Mécanismes d’action des drogues sur le cerveau

Cocaïne, ecstasy, tabac, alcool, héroïne, médicaments psychoactifs…
Tous les produits qui peuvent déclencher une dépendance chez l’homme ont en commun une propriété : ils augmentent la quantité de dopamine disponible dans une zone du cerveau, le noyau accumbens qui jour un grand rôle dans le circuit de récompense.

Une substance psychoactive dont la structure moléculaire ressemble à celle d’une substance produite naturellement par l’organisme peut se fixer à la place de celle-ci sur les récepteurs spécifiques.

Par quels mécanismes les drogues agissent-elles ?

Les drogues agissent sur les neurotransmetteurs, en perturbant leur fonctionnement.
Selon les substances on distingue trois modes d’action sur les neuromédiateurs :

– Certaines imitent les neuromédiateurs naturels et donc se substituent à eux dans les récepteurs. Par exemple, la morphine se fixe sur les récepteurs à endorphines, la nicotine sur les récepteurs nicotiniques à l’acétylcholine.
Au fil du temps, si l’usage de drogue est régulier, la production naturelle de neurotransmetteurs est diminuée en réaction à ces phénomènes, et la sensation de manque physique apparaît.

– D’autres augmentent la sécrétion d’un neuromédiateur naturel.
La cocaïne par exemple augmente la sécrétion de dopamine dans la synapse.
L’ecstasy augmente quant à elle la production de dopamine et surtout de sérotonine.
Cela a pour conséquence de désensibiliser certains récepteurs à ces produits.
Pour obtenir le même effet, il est alors nécessaire d’augmenter les doses.

– D’autres enfin bloquent les récepteurs de certains neurotransmetteurs, c’est le cas de l’alcool par exemple qui bloque les récepteurs nommés NMDA

Catégories de drogues

La plupart des drogues sont aujourd’hui interdites à la consommation.
Mais toutes ne sont pas illicites, certaines étant même prescrites à des fins curatives.
Il convient donc de les classer en fonction de leurs effets.
Plusieurs scientifiques ont tenté de classer les plantes et leurs dérivés suivant leurs effets sur l’Homme.
On peut citer, notamment, la classification de Lewin au milieu des années 1930.
Plus récemment, le psychiatre Pierre Denicker, sous l’égide de son confrère, Jean Delay, les répartit en les séparant en trois classes : les sédatifs, les excitants et les perturbateurs du psychisme.
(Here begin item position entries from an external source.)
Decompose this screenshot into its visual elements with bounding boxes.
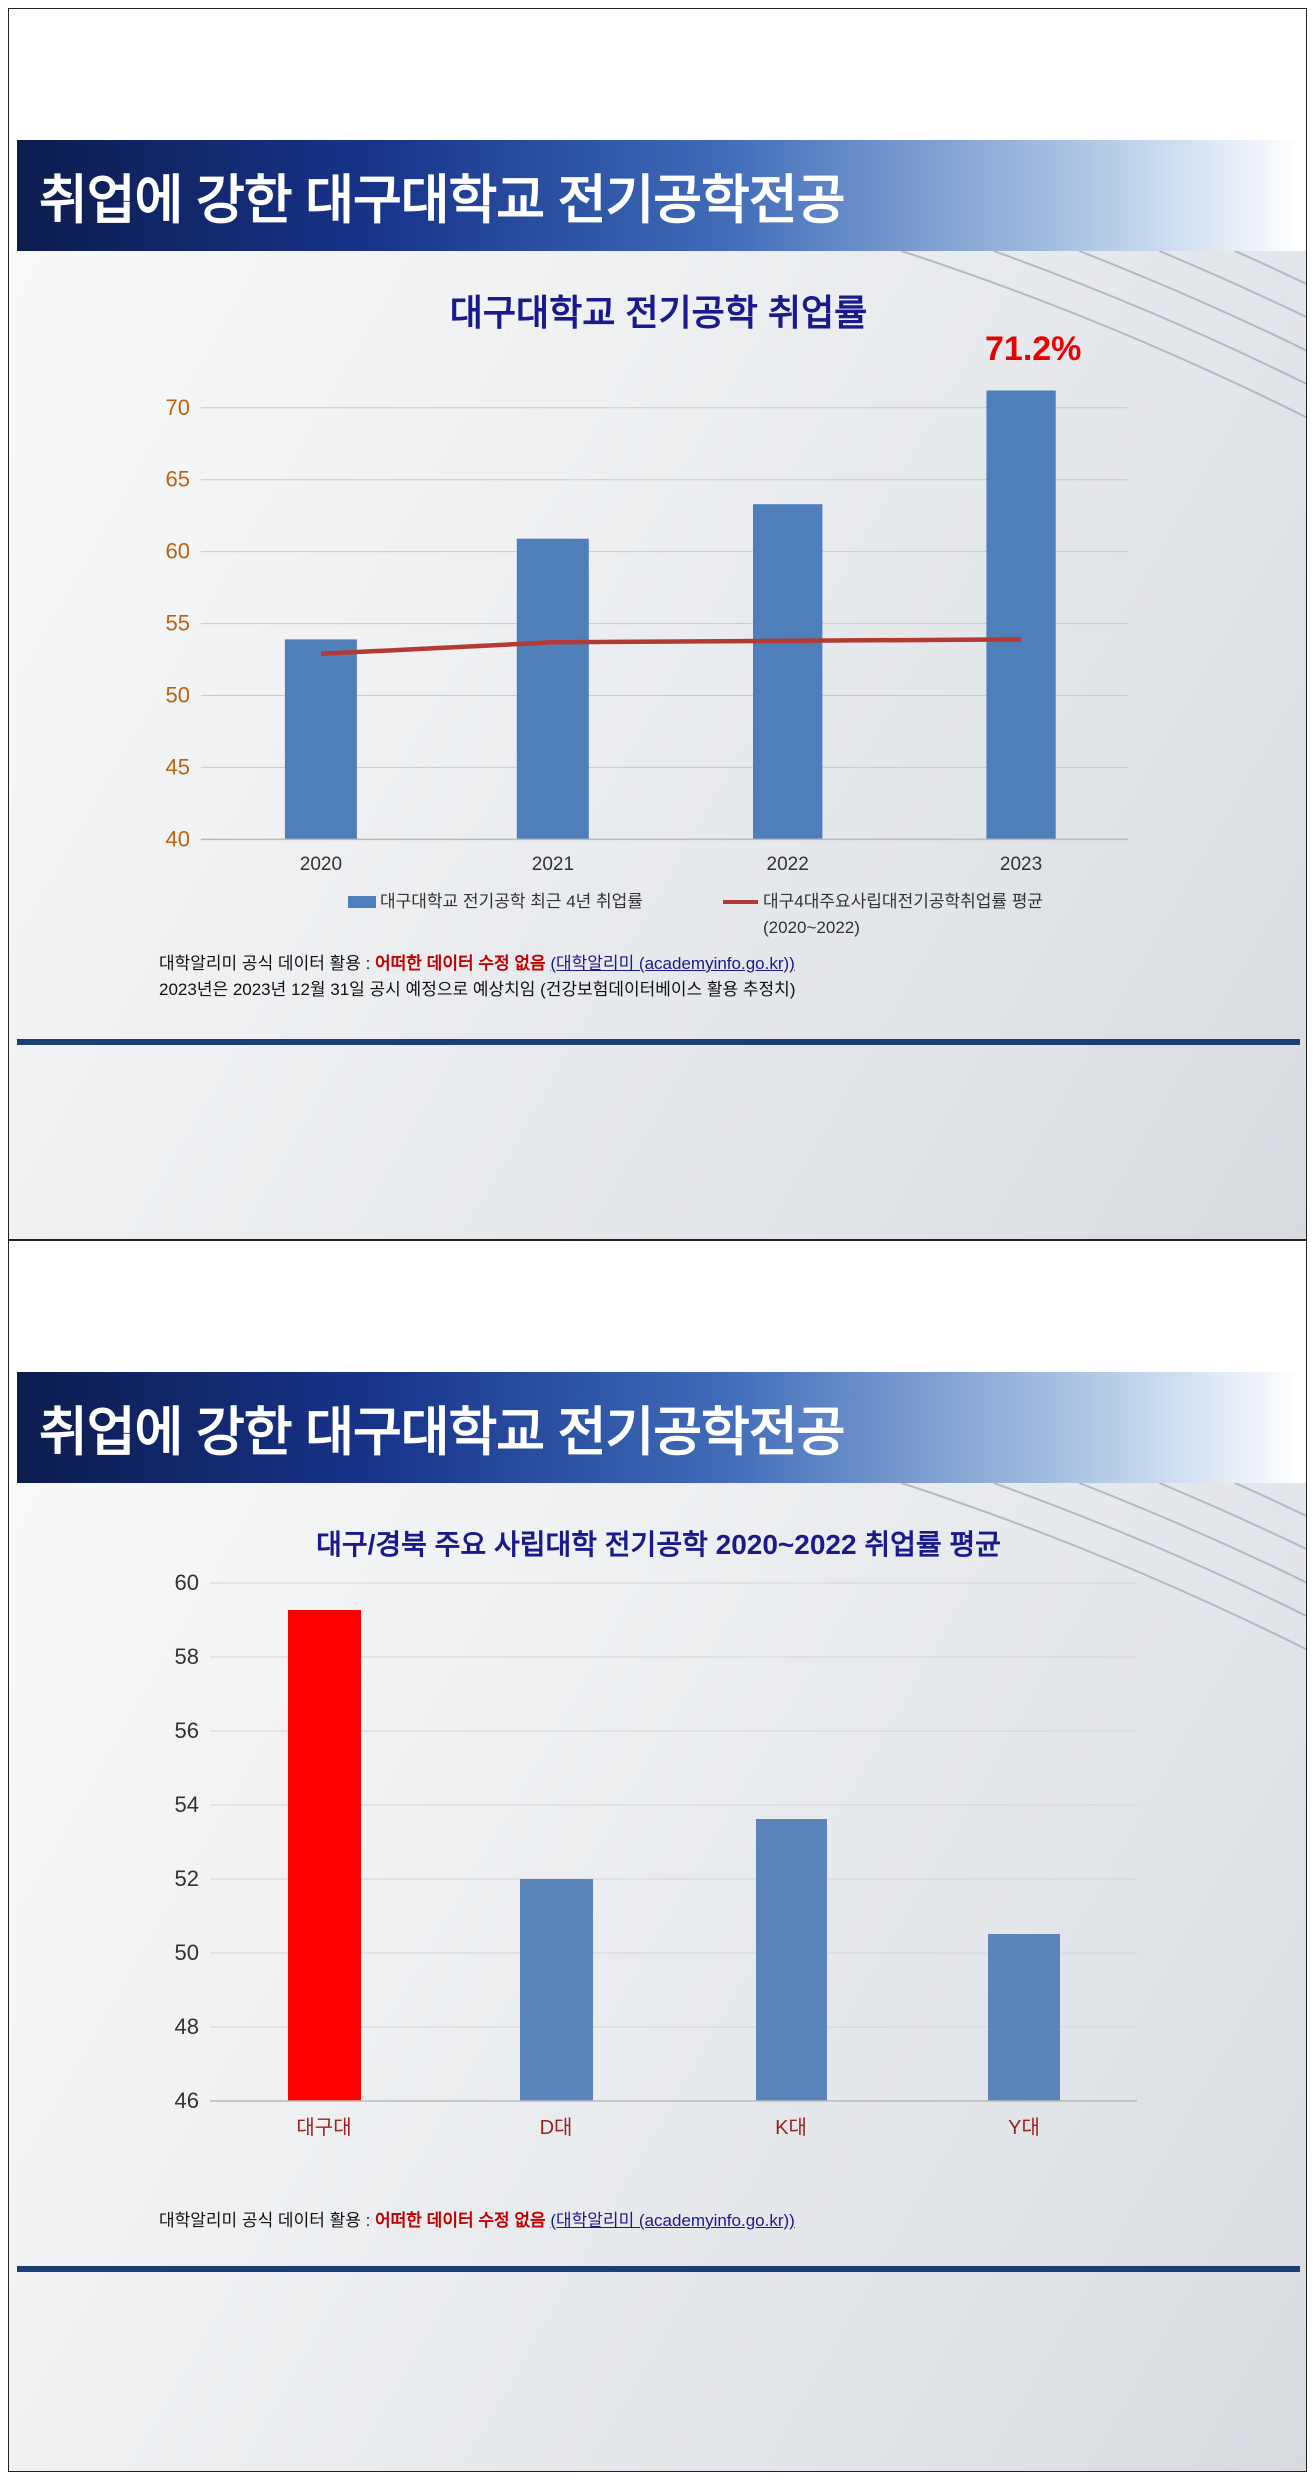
svg-text:56: 56 (175, 1718, 199, 1743)
svg-text:48: 48 (175, 2014, 199, 2039)
svg-text:65: 65 (166, 467, 190, 492)
svg-text:K대: K대 (775, 2116, 807, 2139)
svg-text:60: 60 (166, 539, 190, 564)
svg-text:2020: 2020 (300, 854, 342, 875)
svg-text:70: 70 (166, 395, 190, 420)
svg-text:58: 58 (175, 1644, 199, 1669)
svg-text:54: 54 (175, 1792, 199, 1817)
svg-text:50: 50 (166, 683, 190, 708)
svg-text:52: 52 (175, 1866, 199, 1891)
svg-text:Y대: Y대 (1008, 2116, 1040, 2139)
svg-text:대구대학교 전기공학 최근 4년 취업률: 대구대학교 전기공학 최근 4년 취업률 (380, 892, 643, 911)
svg-text:대구4대주요사립대전기공학취업률 평균: 대구4대주요사립대전기공학취업률 평균 (763, 892, 1043, 911)
svg-text:40: 40 (166, 826, 190, 851)
svg-text:55: 55 (166, 611, 190, 636)
svg-text:(2020~2022): (2020~2022) (763, 918, 860, 937)
svg-text:46: 46 (175, 2088, 199, 2113)
svg-text:대구대: 대구대 (296, 2116, 351, 2139)
svg-text:2023: 2023 (1000, 854, 1042, 875)
svg-text:45: 45 (166, 754, 190, 779)
svg-text:2022: 2022 (767, 854, 809, 875)
svg-text:50: 50 (175, 1940, 199, 1965)
svg-text:D대: D대 (540, 2116, 573, 2139)
svg-text:60: 60 (175, 1571, 199, 1595)
svg-text:2021: 2021 (532, 854, 574, 875)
. Sédatifs : Ils regroupent les hypnotiques (barbituriques ou non), les neuroleptiques, les tranquillisants mineurs et sédatifs classiques, et les antiépileptiques.

. Excitants : On y trouve les stimulants de la vigilance dont les amphétamines et autres amines, les antidépresseurs comme les IMAO et les autres excitants de la caféïne au tabac en passant par le bétel, le khat, la noix de cola.

. Perturbateurs du psychisme : Ceux-là comprennent les hallucinogènes (peyotl et mescaline, chanvre et dérivés, amanites …), les délirogènes, les stupéfiants – autrement dit l’opium dans tous ses états et la cocaïne, l’alcool et sa famille au sens large (ether, chloroforme, benzène…).

D’autres substances ont été découvertes, voire synthétisées depuis lors, mais toutes peuvent être classées à l’intérieur de ces grandes catégories établies grâce à la naissance et aux progrès d’une discipline : « la psychopharmacologie ». C’est le cas des amphétamines, regroupées avec la cocaïne sous le terme de

.Psychostimulants , car ils activent et excitent le corps et l’esprit de l’individu;
Toutes les drogues sont des substances psychoactives (qui agissent sur le cerveau) appelées encore psychotropes (qui modifient le fonctionnement cérébral).
Certaines sont des stimulants (elles activent les réponses comportementales de l’individu, sa consommation d’énergie, son éveil…) quand d’autres ont des effets sédatifs (barbituriques par exemple) ou hallucinogènes.
Parmi les psychostimulants on trouve : cocaïne et crack, amphétamines, ecstasy, cannabis, LSD, héroïne, et alcool.